Put these 5 things together for a relaxing and immune boosting evening.
1. Music. It’s good for the brain. Research shows that music can reduce anxiety, pain, and blood pressure; improves your mood, memory and mental alertness! Pick a song that calms you down and listen to it throughout the day. Eventually, your brain will ingrain this song and recognize it as a way to calm you when you’re feeling stressed. Turn it on when you start to feel like you’re heading down a mental spiral or are getting overwhelmed. If you need a recommendation, Weightless by Marconi Union has been found to reduce anxiety by 65%.
2. Deep breathing helps regulate our nervous system by slowing down our heart rate, blocking the stress pathway and bringing more oxygen to our brain, heart and lungs (the holy trinity of well being). These essential oils help clear our lungs and encourage us to take a nice, deep breath. Put them in a diffuser OR dab a little on your wrist or neck.
3. Creamy Turmeric Latte
Turmeric is the ‘magic sword’ for fighting inflammation. Enjoy this latte anytime of day or night
1 cup of almond milk
1 tablespoon of turmeric (if you don’t love the flavor of turmeric do 1/2 tablespoon)

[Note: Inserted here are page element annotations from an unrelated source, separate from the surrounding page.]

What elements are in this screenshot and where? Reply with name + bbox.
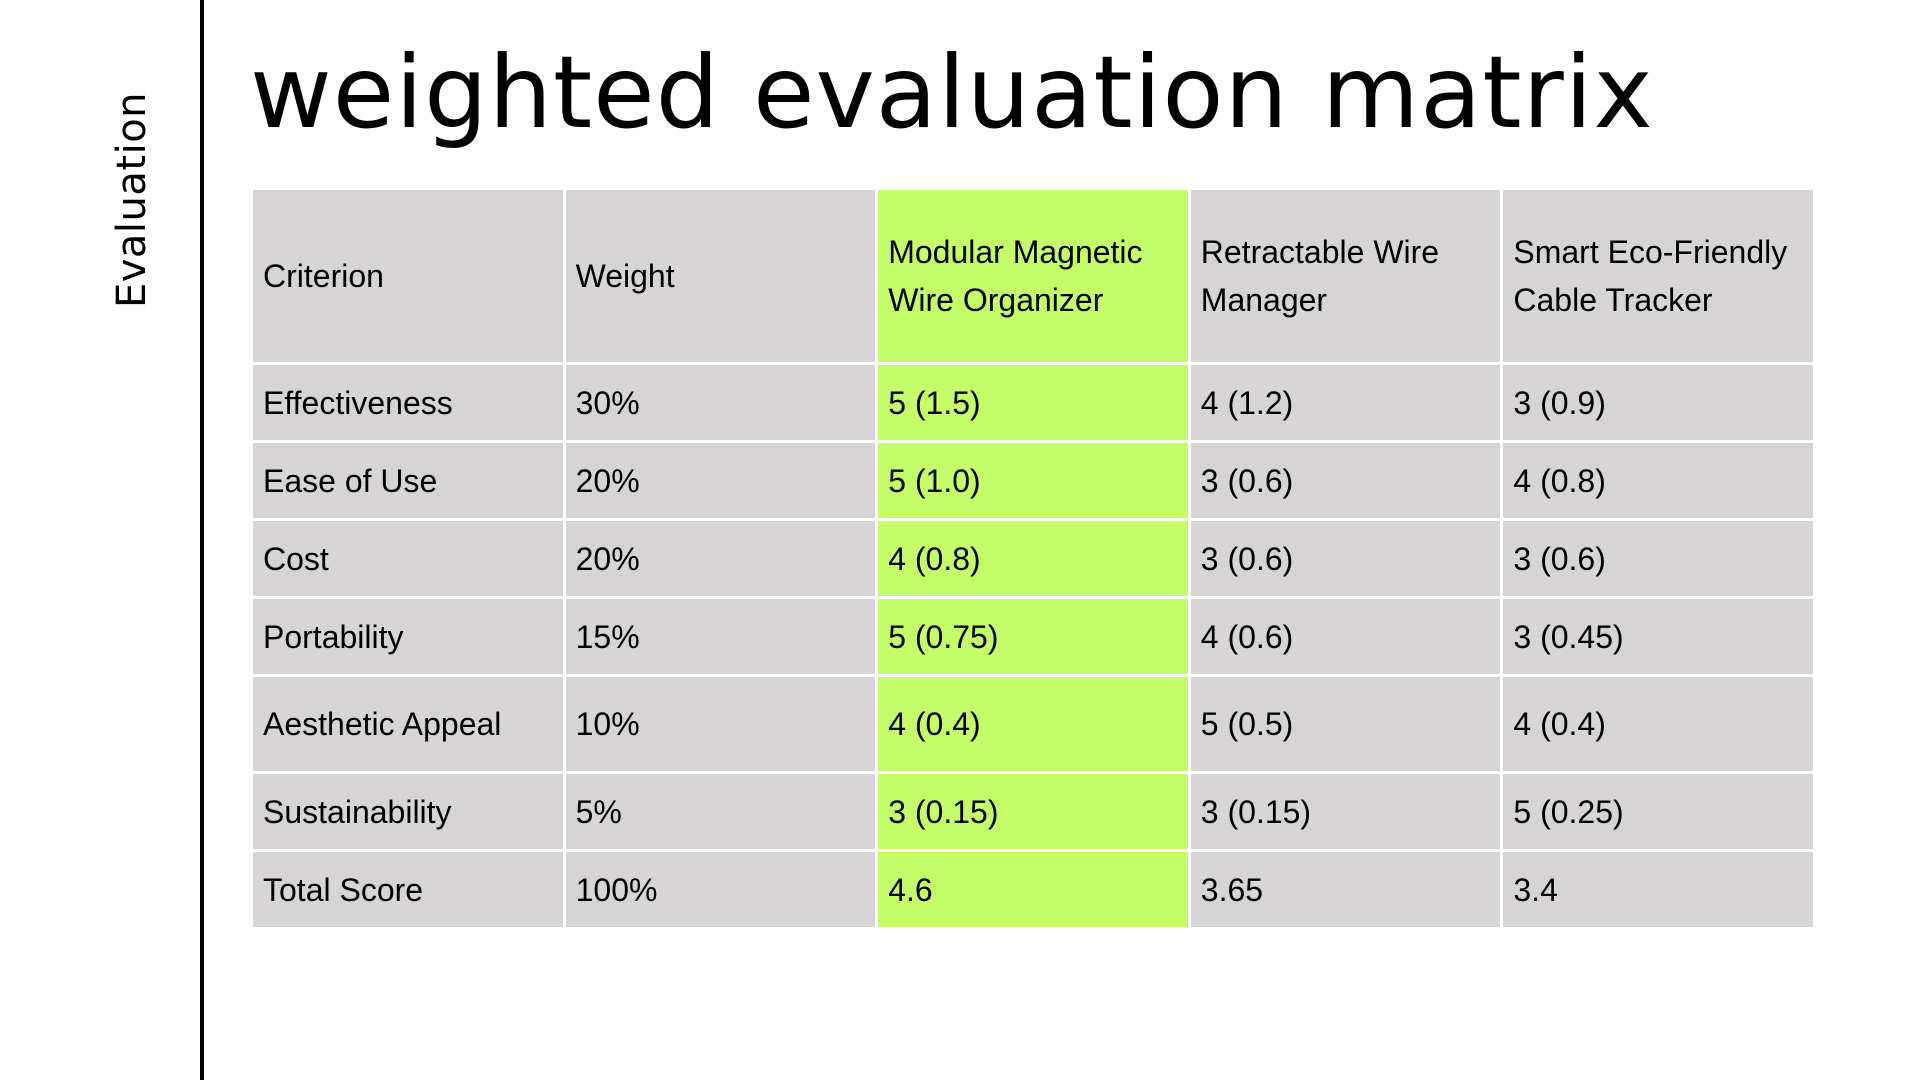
- cell-score: 4 (0.6): [1190, 599, 1501, 674]
- cell-score: 5 (0.5): [1190, 677, 1501, 771]
- table-row-total: Total Score 100% 4.6 3.65 3.4: [253, 852, 1813, 927]
- cell-weight: 100%: [565, 852, 876, 927]
- cell-score: 5 (0.25): [1503, 774, 1813, 849]
- table-header-row: Criterion Weight Modular Magnetic Wire O…: [253, 190, 1813, 362]
- cell-total-score: 4.6: [878, 852, 1188, 927]
- table-row: Sustainability 5% 3 (0.15) 3 (0.15) 5 (0…: [253, 774, 1813, 849]
- evaluation-matrix-table: Criterion Weight Modular Magnetic Wire O…: [250, 187, 1816, 930]
- cell-score: 3 (0.6): [1190, 521, 1501, 596]
- table-row: Ease of Use 20% 5 (1.0) 3 (0.6) 4 (0.8): [253, 443, 1813, 518]
- cell-score: 3 (0.6): [1503, 521, 1813, 596]
- cell-total-score: 3.4: [1503, 852, 1813, 927]
- header-weight: Weight: [565, 190, 876, 362]
- cell-score: 3 (0.15): [878, 774, 1188, 849]
- cell-criterion: Cost: [253, 521, 563, 596]
- cell-score: 4 (0.4): [878, 677, 1188, 771]
- cell-total-score: 3.65: [1190, 852, 1501, 927]
- cell-criterion: Aesthetic Appeal: [253, 677, 563, 771]
- cell-criterion: Effectiveness: [253, 365, 563, 440]
- header-option-smart-eco: Smart Eco-Friendly Cable Tracker: [1503, 190, 1813, 362]
- cell-criterion: Sustainability: [253, 774, 563, 849]
- vertical-divider: [200, 0, 204, 1080]
- cell-weight: 20%: [565, 443, 876, 518]
- cell-score: 5 (1.0): [878, 443, 1188, 518]
- cell-score: 5 (1.5): [878, 365, 1188, 440]
- cell-score: 3 (0.45): [1503, 599, 1813, 674]
- page-title: weighted evaluation matrix: [250, 34, 1654, 151]
- cell-score: 3 (0.6): [1190, 443, 1501, 518]
- cell-criterion: Portability: [253, 599, 563, 674]
- cell-weight: 20%: [565, 521, 876, 596]
- cell-score: 4 (0.4): [1503, 677, 1813, 771]
- cell-criterion: Total Score: [253, 852, 563, 927]
- table-row: Cost 20% 4 (0.8) 3 (0.6) 3 (0.6): [253, 521, 1813, 596]
- cell-weight: 15%: [565, 599, 876, 674]
- cell-weight: 30%: [565, 365, 876, 440]
- cell-score: 5 (0.75): [878, 599, 1188, 674]
- cell-criterion: Ease of Use: [253, 443, 563, 518]
- header-criterion: Criterion: [253, 190, 563, 362]
- cell-score: 4 (0.8): [878, 521, 1188, 596]
- table-row: Portability 15% 5 (0.75) 4 (0.6) 3 (0.45…: [253, 599, 1813, 674]
- cell-score: 4 (1.2): [1190, 365, 1501, 440]
- header-option-retractable: Retractable Wire Manager: [1190, 190, 1501, 362]
- cell-score: 4 (0.8): [1503, 443, 1813, 518]
- table-row: Effectiveness 30% 5 (1.5) 4 (1.2) 3 (0.9…: [253, 365, 1813, 440]
- table-row: Aesthetic Appeal 10% 4 (0.4) 5 (0.5) 4 (…: [253, 677, 1813, 771]
- cell-score: 3 (0.15): [1190, 774, 1501, 849]
- header-option-modular-magnetic: Modular Magnetic Wire Organizer: [878, 190, 1188, 362]
- cell-score: 3 (0.9): [1503, 365, 1813, 440]
- section-label: Evaluation: [109, 91, 155, 309]
- cell-weight: 10%: [565, 677, 876, 771]
- cell-weight: 5%: [565, 774, 876, 849]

1 teaspoon of ground ginger
1 teaspoon of cinnamon
1 tablespoon of ghee (or coconut oil)
Raw honey to taste
Heat almond milk in small saucepan over medium heat. Add turmeric, ginger, cinnamon, ghee and whisk until blended. Stir in honey and enjoy! If you don’t like the graininess of the spices you can run it through a strainer before drinking.
4. Kundalini is the yoga of awareness. It uses meditation and physical exercises to ground your mind, body and spirit. This particular exercise gives you knowledge of the past, present and future. It activates the brain and balances the nervous system. It can be practiced anytime, but I’d recommend it in the evening after a long day.
-Sit with your legs crossed on the floor (called easy pose). Bring your hands into ‘gyan mudra’ (palms up, resting on the knees with your index finger and thumb touching. It’s like you’re making the “ok” sign). Apply enough pressure in the fingers that you feel the pulse in the tips of the thumbs. Close your mouth, teeth touching, tongue touching the upper palate, eyes closed, and spine straight. Take long, slow deep breaths and hold this pose for 3-11 minutes.
5. Now take a moment to sit and thank yourself for making time to care for your whole body. Practicing self-compassion and gratitude fires your ‘love and affiliation’ network in the brain. It leads to more positive emotions toward yourself, others AND improves your overall health.